On Fri, 7 Mar 2003, Mohammed Elzubeir wrote:

> 1. When you say: [...]

We're not saying that, Mark Davis is ;)

> Codes
> ----------------
> LRM/RLM
> LRO JEEM AIN PDF
> RLO LAM MEEM PDF
>
> The code LRM (Left-Right Mark, which is a weak zero-width character) simply 
> says this text is left-to-right.

...or right-to-left for the RLM case (after the slash)...

> So after the mark we have characters which 
> would normally act as those marks (but in the case of Arabic letters they 
> would act as RLM codes). Then you have LRO (explicit Left-to-right override)
> forcing JEEM and AIN to be treated as left-to-right. Again you have LRO
> but for LAM and MEEM.. these are embedded in the LRM?

The RLM or LRM sets the paragraph direction to left-to-right or 
right-to-left, since the overrides can't do that. This is to make sure we 
have the example in both paragraph directions to see possible differences.

In other words, No, those are not embedded in LRM/RLM. LRM and RLM don't
have any embedding behavior. They act like invisible letters, and are
there just there to set the direction of the paragraph.

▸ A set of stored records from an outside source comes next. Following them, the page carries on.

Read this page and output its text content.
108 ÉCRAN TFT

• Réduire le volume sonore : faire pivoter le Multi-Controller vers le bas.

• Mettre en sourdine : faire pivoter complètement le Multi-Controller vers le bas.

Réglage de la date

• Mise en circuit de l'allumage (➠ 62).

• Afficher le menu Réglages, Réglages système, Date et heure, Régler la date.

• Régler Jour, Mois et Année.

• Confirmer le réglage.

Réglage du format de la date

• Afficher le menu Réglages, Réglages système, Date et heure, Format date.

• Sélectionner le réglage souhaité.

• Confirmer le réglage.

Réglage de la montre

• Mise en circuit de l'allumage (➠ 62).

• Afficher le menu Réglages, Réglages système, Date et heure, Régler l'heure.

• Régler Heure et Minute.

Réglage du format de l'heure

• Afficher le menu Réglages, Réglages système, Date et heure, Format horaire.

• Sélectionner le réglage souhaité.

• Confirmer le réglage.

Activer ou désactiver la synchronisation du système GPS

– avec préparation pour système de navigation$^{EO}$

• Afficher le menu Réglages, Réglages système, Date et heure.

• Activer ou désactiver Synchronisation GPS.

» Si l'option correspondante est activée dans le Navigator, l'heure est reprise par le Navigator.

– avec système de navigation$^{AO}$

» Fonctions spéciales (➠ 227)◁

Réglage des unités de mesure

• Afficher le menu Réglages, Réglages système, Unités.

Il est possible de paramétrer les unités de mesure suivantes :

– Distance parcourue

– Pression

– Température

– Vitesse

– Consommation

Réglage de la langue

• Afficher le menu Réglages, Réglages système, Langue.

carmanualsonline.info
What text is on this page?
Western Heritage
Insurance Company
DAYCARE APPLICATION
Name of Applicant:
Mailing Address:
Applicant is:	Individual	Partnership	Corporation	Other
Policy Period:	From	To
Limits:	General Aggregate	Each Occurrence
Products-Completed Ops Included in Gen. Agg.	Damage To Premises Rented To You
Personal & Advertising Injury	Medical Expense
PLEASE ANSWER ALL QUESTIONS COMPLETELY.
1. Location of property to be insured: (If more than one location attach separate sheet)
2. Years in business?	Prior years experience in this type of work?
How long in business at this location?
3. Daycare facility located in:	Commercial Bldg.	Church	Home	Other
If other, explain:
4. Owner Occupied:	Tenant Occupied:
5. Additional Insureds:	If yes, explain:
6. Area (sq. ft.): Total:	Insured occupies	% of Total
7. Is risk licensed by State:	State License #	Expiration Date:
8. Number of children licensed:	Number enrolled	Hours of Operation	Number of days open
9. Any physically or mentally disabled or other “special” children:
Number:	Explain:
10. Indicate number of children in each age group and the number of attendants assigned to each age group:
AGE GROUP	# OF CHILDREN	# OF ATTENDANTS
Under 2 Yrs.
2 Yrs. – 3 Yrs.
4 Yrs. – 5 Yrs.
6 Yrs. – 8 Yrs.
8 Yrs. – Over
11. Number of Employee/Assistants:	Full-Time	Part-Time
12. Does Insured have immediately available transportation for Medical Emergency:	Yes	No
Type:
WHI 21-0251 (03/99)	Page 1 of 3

> 2. I have tried to view the examples under Mozilla and under IE (both look
>    very different). I am referring to the first table's last three rows.

That first table is exactly there to let you see the difference in your
browsers, and see what they already do for the case.

> 3. I don't know if it's just me, but to my eyes, it looks as if example B is
>    the most acceptable (and "less weird" than C).

But me and Behdad are saying that all are problematic in some way or
other. You only have a different opinion from some others about "which is
less bad"! Your different opinion from Mark Davis may also be because you
are trying to see that weird thing as a single word, which is not a single 
word.

> 4. Perhaps #3 is because the given example is not a real word (at least not
>    an Arabic word I know) and so I found it difficult to relate to the
>    to a hypothetical one. This would emphasise the situation, wouldn't
>    you agree?

It can't be a real word, because nobody will put LRO and RLO in the middle
of a word. That's just a weird example to raise a question that if a
rendering engine saw that character sequence what should it do. The
situation rarely happens, the most frequent case is when a visual
Arabic/Hebrew codepage is converted to Unicode without doing a
reverse-bidi algorithm (that may lose some of the semantics of the
original). And then when ZWJ and ZWNJ are mixed in.

Anyway, which way is to be followed, may have already been decided by the
Unicode Technical Commitee. Today has been the last day of their meeting.

roozbeh